Abstract

While co-flowering plants often compete for pollination through pollinator visits and pollen transfer, recent studies reveal potential for the facilitation of pollination. Pollination may be promoted when similarities in the floral traits of co-flowering species enhance pollinator visitation and seed set. Floral similarity, however, could also lead to heterospecific pollen transfer, creating a fitness trade-off that is seldom explored empirically.Here we construct experimental communities of Oxalis to investigate the trade-off between enhanced visitation and heterospecific pollen receipt, which can impact seed set at varying relative plant abundance.

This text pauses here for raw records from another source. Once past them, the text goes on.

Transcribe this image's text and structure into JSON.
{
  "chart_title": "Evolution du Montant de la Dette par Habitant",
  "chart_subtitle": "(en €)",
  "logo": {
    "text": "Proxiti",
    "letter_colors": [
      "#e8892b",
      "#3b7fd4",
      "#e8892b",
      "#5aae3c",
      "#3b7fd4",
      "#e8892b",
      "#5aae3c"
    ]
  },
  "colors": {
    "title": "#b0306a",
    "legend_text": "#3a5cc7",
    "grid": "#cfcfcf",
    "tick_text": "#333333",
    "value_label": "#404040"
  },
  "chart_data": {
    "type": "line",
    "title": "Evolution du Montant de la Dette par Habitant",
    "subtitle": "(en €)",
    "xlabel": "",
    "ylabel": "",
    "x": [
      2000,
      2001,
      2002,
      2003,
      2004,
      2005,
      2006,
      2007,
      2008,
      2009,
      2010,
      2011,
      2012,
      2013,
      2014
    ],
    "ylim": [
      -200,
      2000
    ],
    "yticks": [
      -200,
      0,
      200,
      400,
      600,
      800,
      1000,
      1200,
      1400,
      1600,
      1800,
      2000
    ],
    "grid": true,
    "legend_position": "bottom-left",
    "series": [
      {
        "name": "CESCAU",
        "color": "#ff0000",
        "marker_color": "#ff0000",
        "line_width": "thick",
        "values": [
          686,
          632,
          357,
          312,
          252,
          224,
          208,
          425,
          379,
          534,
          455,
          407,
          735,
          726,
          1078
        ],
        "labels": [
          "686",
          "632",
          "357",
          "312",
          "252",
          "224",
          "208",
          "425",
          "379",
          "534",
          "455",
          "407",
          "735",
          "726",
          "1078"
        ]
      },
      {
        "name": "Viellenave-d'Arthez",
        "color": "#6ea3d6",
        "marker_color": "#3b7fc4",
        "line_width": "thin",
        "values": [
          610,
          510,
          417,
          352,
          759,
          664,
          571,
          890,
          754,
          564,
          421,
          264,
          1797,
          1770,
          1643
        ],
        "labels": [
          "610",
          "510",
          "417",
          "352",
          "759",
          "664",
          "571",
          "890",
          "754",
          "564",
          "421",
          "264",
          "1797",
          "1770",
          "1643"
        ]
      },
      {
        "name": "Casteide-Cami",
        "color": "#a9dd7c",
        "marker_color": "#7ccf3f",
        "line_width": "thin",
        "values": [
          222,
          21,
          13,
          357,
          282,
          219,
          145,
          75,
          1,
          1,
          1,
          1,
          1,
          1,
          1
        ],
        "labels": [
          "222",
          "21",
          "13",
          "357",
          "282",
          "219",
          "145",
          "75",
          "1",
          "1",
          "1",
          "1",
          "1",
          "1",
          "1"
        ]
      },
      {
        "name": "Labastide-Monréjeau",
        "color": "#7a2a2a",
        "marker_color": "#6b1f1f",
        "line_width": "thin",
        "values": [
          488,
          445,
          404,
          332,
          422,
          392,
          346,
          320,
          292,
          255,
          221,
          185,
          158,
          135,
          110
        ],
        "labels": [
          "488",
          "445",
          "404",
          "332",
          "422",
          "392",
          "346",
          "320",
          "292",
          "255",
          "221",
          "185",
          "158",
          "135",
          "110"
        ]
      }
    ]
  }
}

Our experimental communities comprise O. purpurea that is matched or mismatched to congeners in flower colour at low and high relative plant abundance. We investigate the consequences of colour overlap for pollinator visitation and the receipt of conspecific, heterospecific, and mixed pollen loads, and assess seed set in natural plots.Flower colour similarity increases visitation by shared pollinators at both low and high relative abundance when O. purpurea occurs in matched flower colour communities. The receipt of pollen analogues from conspecifics is also greater at both abundances when neighbours are matched in floral colour. Although conspecific pollen in matched communities is mostly delivered in mixed pollen loads, hand pollinations confirm the receipt of mixed pollen carries no fitness costs for seed production. Consequently, plants in natural populations plots of O. purpurea experiences increase maternal fitness when growing in matching flower colour communities.We demonstrate a positive net effect of flower colour similarity, relative to flower colour dissimilarity, that can facilitate plant reproduction. Through field experiments we systematically test previously observed patterns of clustered flower colour assembly in Oxalis communities to provide a comprehensive assessment of facilitative co-flowering interactions.